Quand une parabole porte une affirmation centrale, mais que d’autres manuscrits de la même parabole portent l’affirmation contraire, sait-on encore à quel saint se vouer ?
La parabole des deux fils est peu commentée, trop moralisatrice, et aussi trop évidente : faire la volonté du Père, ce n’est pas seulement dire « oui, oui », mais vraiment l’accomplir. On sait bien qu’il ne faut pas se contenter de bonnes paroles, mais qu’il faut agir en cohérence, et le Christ lui-même a bien dit qu’il ne suffisait pas de dire « Seigneur, Seigneur » mais de faire la volonté de son Père (Mt 7,21). Ceux que Dieu recherche, ce ne sont pas les prétendus « bons croyants », ou « bons pratiquants », mais ceux qui vivent concrètement l’Évangile d’amour, de pardon, et de service dans ce monde. Et puis on peut se « convertir », même si on s’est opposé à Dieu un temps, l’important, c’est finalement de bien vouloir travailler dans sa vigne in fine.
Mais cela est un peu trop simple, et la simplicité est toujours suspecte dans la Bible. Or voici que la plupart des versions modernes de la Bible évoquent, par honnêteté, un petit problème dans l’établissement du texte. Souvent une simple note dit : « certains des manuscrits inversent les réponses ». Autrement dit, celui qui aurait « fait la volonté du père » serait celui qui a dit « oui » et qui n’a rien fait. Cela semble absurde, et l’on suppose que ce devait être une erreur de copiste.
Et si c’était justement cette version qui était la plus intéressante ?
On peut penser que le premier fils dit « oui » de tout son coeur à l’appel de Dieu, c’est le cri de la foi, de l’adhésion, de la bonne volonté. Ensuite, il ne parviendra pas à réaliser ce qu’il voulait, peut être qu’il en a été empêché, peut-être qu’il n’a pas eu la force ou le courage, qu’il a oublié, ou simplement qu’il ne l’a pas fait, même pour de mauvaises raisons, mais ça, c’est le lot de nous tous, il est pécheur, oublieux comme nous. Mais voilà, ce qui compte, ce n’est pas le résultat, ce ne sont pas les « oeuvres », mais la volonté sincère, la conviction, la « foi ». L’autre fils, il fera quand même ce que Dieu voulait, c’est vrai, mais il commencera par dire « non », il s’oppose à Dieu, il refuse le projet créateur de Dieu. Cela est grave, c’est le péché originel, le péché d’orgueil, le péché contre le Saint Esprit. Ensuite, le texte dit, « il changea d’avis », il ne faut pas alors invoquer une quelconque « conversion », mais le simple fait que, finalement, il voulut bien. Certes il a fait le bien en fin de compte, mais pas par fidélité. Or précisément, l’Évangile nous dit que ce qui compte, c’est plus notre « foi » que nos « oeuvres ».

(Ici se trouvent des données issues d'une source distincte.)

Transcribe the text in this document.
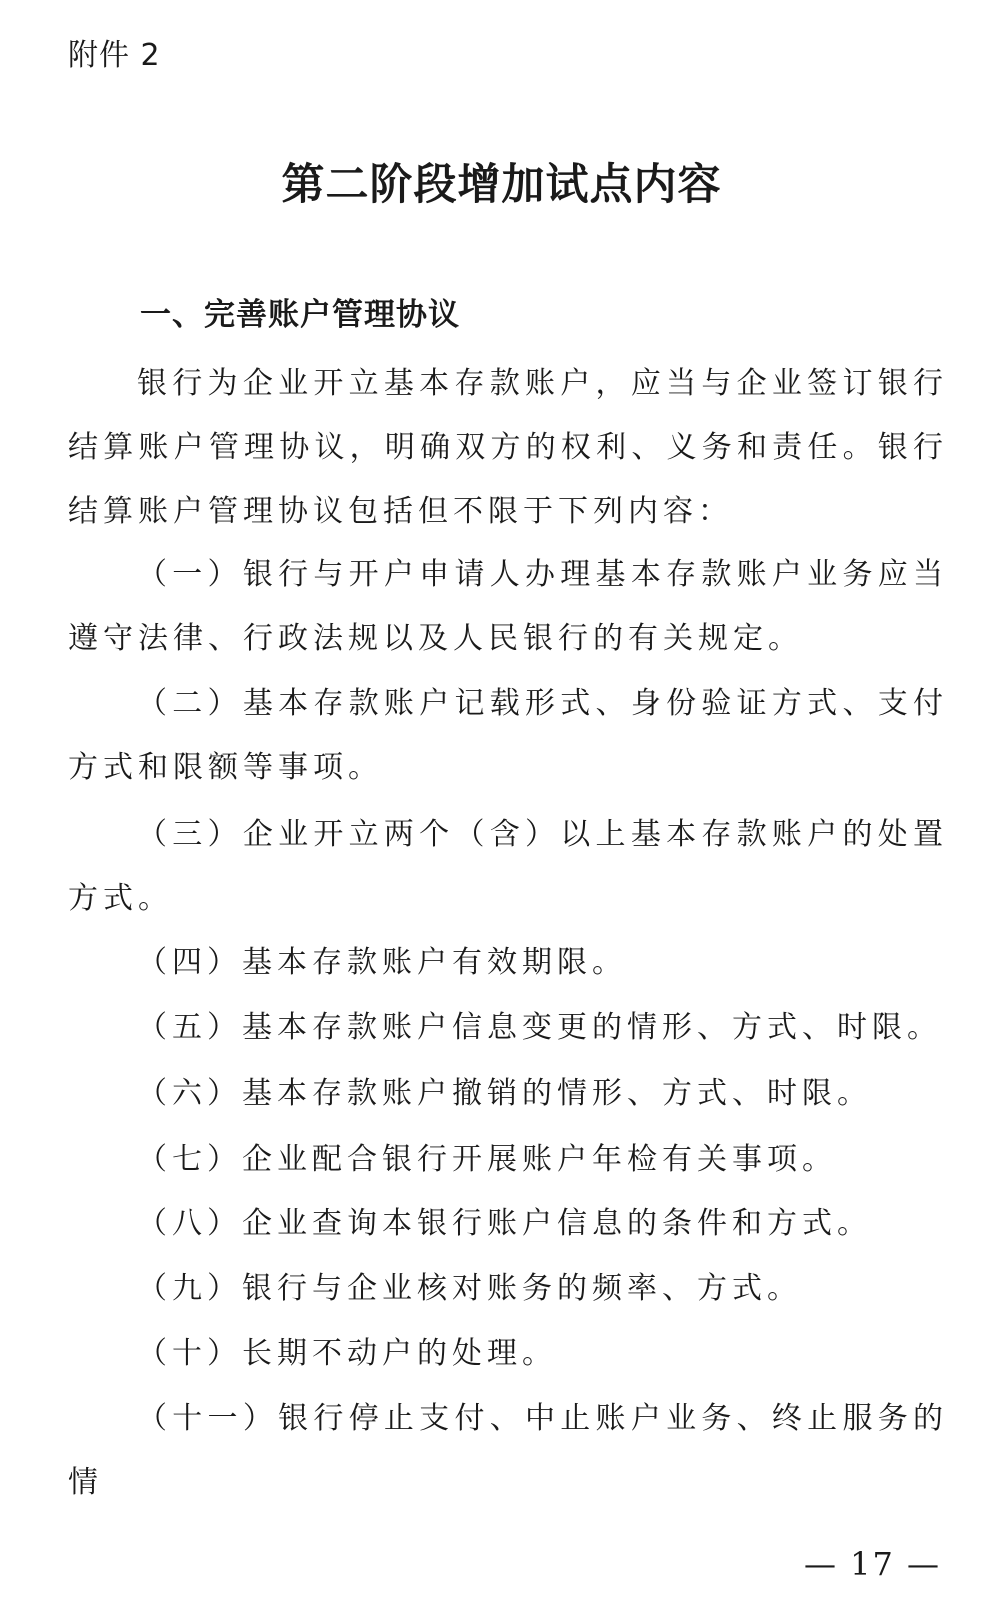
附件 2
第二阶段增加试点内容
一、完善账户管理协议

银行为企业开立基本存款账户，应当与企业签订银行结算账户管理协议，明确双方的权利、义务和责任。银行结算账户管理协议包括但不限于下列内容：

（一）银行与开户申请人办理基本存款账户业务应当遵守法律、行政法规以及人民银行的有关规定。

（二）基本存款账户记载形式、身份验证方式、支付方式和限额等事项。

（三）企业开立两个（含）以上基本存款账户的处置方式。

（四）基本存款账户有效期限。

（五）基本存款账户信息变更的情形、方式、时限。

（六）基本存款账户撤销的情形、方式、时限。

（七）企业配合银行开展账户年检有关事项。

（八）企业查询本银行账户信息的条件和方式。

（九）银行与企业核对账务的频率、方式。

（十）长期不动户的处理。

（十一）银行停止支付、中止账户业务、终止服务的情

— 17 —
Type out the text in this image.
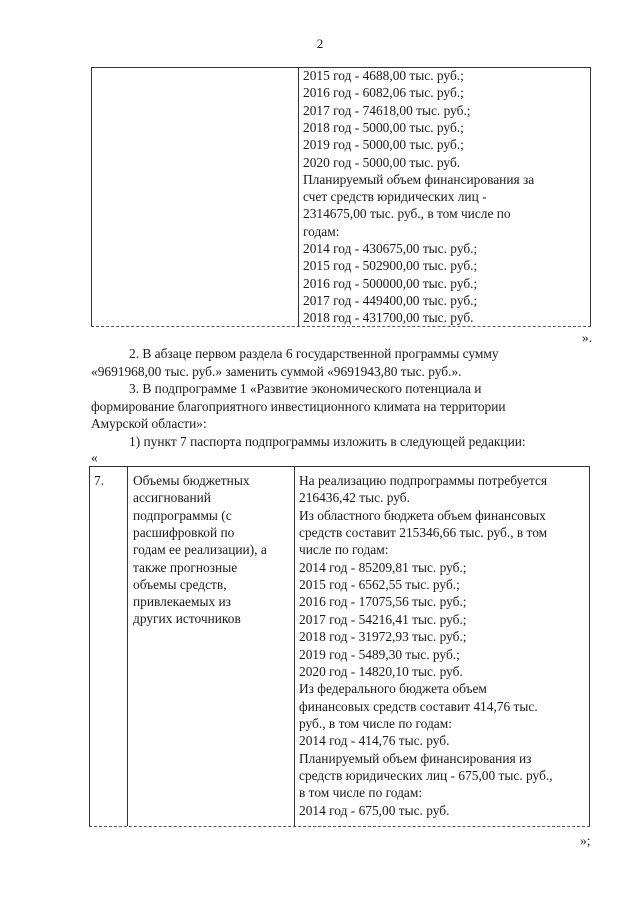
2
2015 год - 4688,00 тыс. руб.;
2016 год - 6082,06 тыс. руб.;
2017 год - 74618,00 тыс. руб.;
2018 год - 5000,00 тыс. руб.;
2019 год - 5000,00 тыс. руб.;
2020 год - 5000,00 тыс. руб.
Планируемый объем финансирования за
счет средств юридических лиц -
2314675,00 тыс. руб., в том числе по
годам:
2014 год - 430675,00 тыс. руб.;
2015 год - 502900,00 тыс. руб.;
2016 год - 500000,00 тыс. руб.;
2017 год - 449400,00 тыс. руб.;
2018 год - 431700,00 тыс. руб.
».
2. В абзаце первом раздела 6 государственной программы сумму
«9691968,00 тыс. руб.» заменить суммой «9691943,80 тыс. руб.».
3. В подпрограмме 1 «Развитие экономического потенциала и
формирование благоприятного инвестиционного климата на территории
Амурской области»:
1) пункт 7 паспорта подпрограммы изложить в следующей редакции:
«
7. Объемы бюджетных
ассигнований
подпрограммы (с
расшифровкой по
годам ее реализации), а
также прогнозные
объемы средств,
привлекаемых из
других источников
На реализацию подпрограммы потребуется
216436,42 тыс. руб.
Из областного бюджета объем финансовых
средств составит 215346,66 тыс. руб., в том
числе по годам:
2014 год - 85209,81 тыс. руб.;
2015 год - 6562,55 тыс. руб.;
2016 год - 17075,56 тыс. руб.;
2017 год - 54216,41 тыс. руб.;
2018 год - 31972,93 тыс. руб.;
2019 год - 5489,30 тыс. руб.;
2020 год - 14820,10 тыс. руб.
Из федерального бюджета объем
финансовых средств составит 414,76 тыс.
руб., в том числе по годам:
2014 год - 414,76 тыс. руб.
Планируемый объем финансирования из
средств юридических лиц - 675,00 тыс. руб.,
в том числе по годам:
2014 год - 675,00 тыс. руб.
»;
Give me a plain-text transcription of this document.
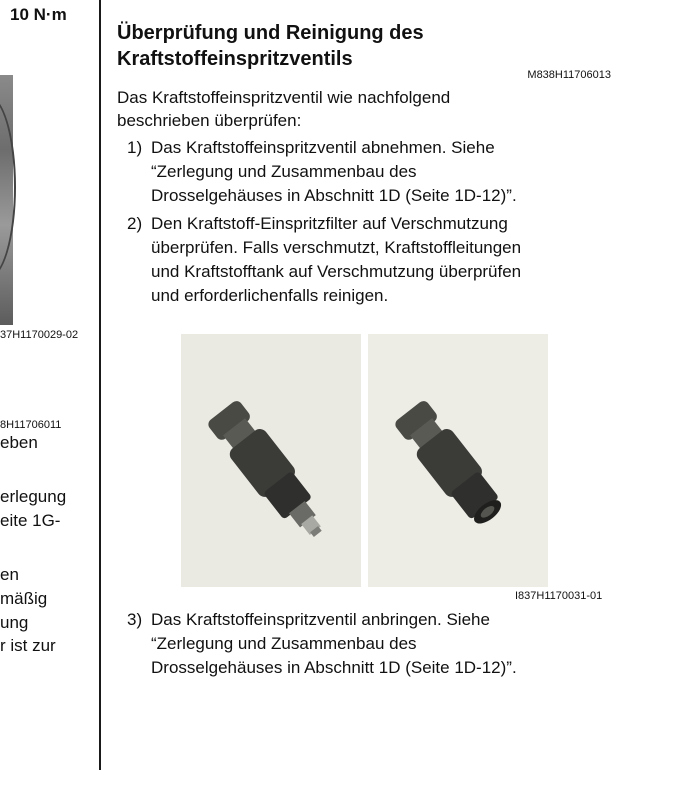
10 N·m
37H1170029-02
8H11706011
eben
erlegung
eite 1G-
en
mäßig
ung
r ist zur
Überprüfung und Reinigung des
Kraftstoffeinspritzventils
M838H11706013
Das Kraftstoffeinspritzventil wie nachfolgend
beschrieben überprüfen:
1) Das Kraftstoffeinspritzventil abnehmen. Siehe
“Zerlegung und Zusammenbau des
Drosselgehäuses in Abschnitt 1D (Seite 1D-12)”.
2) Den Kraftstoff-Einspritzfilter auf Verschmutzung
überprüfen. Falls verschmutzt, Kraftstoffleitungen
und Kraftstofftank auf Verschmutzung überprüfen
und erforderlichenfalls reinigen.
I837H1170031-01
3) Das Kraftstoffeinspritzventil anbringen. Siehe
“Zerlegung und Zusammenbau des
Drosselgehäuses in Abschnitt 1D (Seite 1D-12)”.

Ainsi, si quelqu’un a dans sa poche une pièce de monnaie, qu’il la perd, et qu’elle est trouvée par un pauvre, selon le judaïsme traditionnel, cela lui est imputé en mérite parce que finalement il a fourni de l’argent à un pauvre. Dans le christianisme, on dirait plutôt que celui qui, voyant un pauvre, s’arrête pour lui dire « mon ami, je compatis avec ta misère, tiens, voici je vais te donner de l’argent », mais s’apercevant alors qu’il n’a rien sur lui doit repartir sans avoir rien donné d’autre que son attention, celui-là aura accompli la volonté du Père. Pourtant, lequel des deux aura effectivement donné de l’argent au pauvre ?
On comprendrait que les copistes n’aient pas saisi et aient voulu retourner la parabole pour la rendre plus logique. Mais c’est pourtant comme cela qu’elle est la plus intéressante, la plus radicale et qu’elle permet de comprendre la suite : Jésus compare les prostituées, les pécheurs, qui ne font pas les bonnes oeuvres de la loi, mais qui, de tout leur coeur, aiment et demandent pardon à Dieu, avec les pharisiens, professionnels des bonnes oeuvres, mais qui se placent eux-mêmes au centre de leur religion avec leurs mérites.
Nous sommes sauvés, non par les oeuvres, mais par la foi, mais néanmoins ne nous contentons pas de paroles ou de pseudo bonne volonté, et accomplissons la volonté de notre Père, nous avons bien là deux paraboles non pas contraires, mais complémentaires.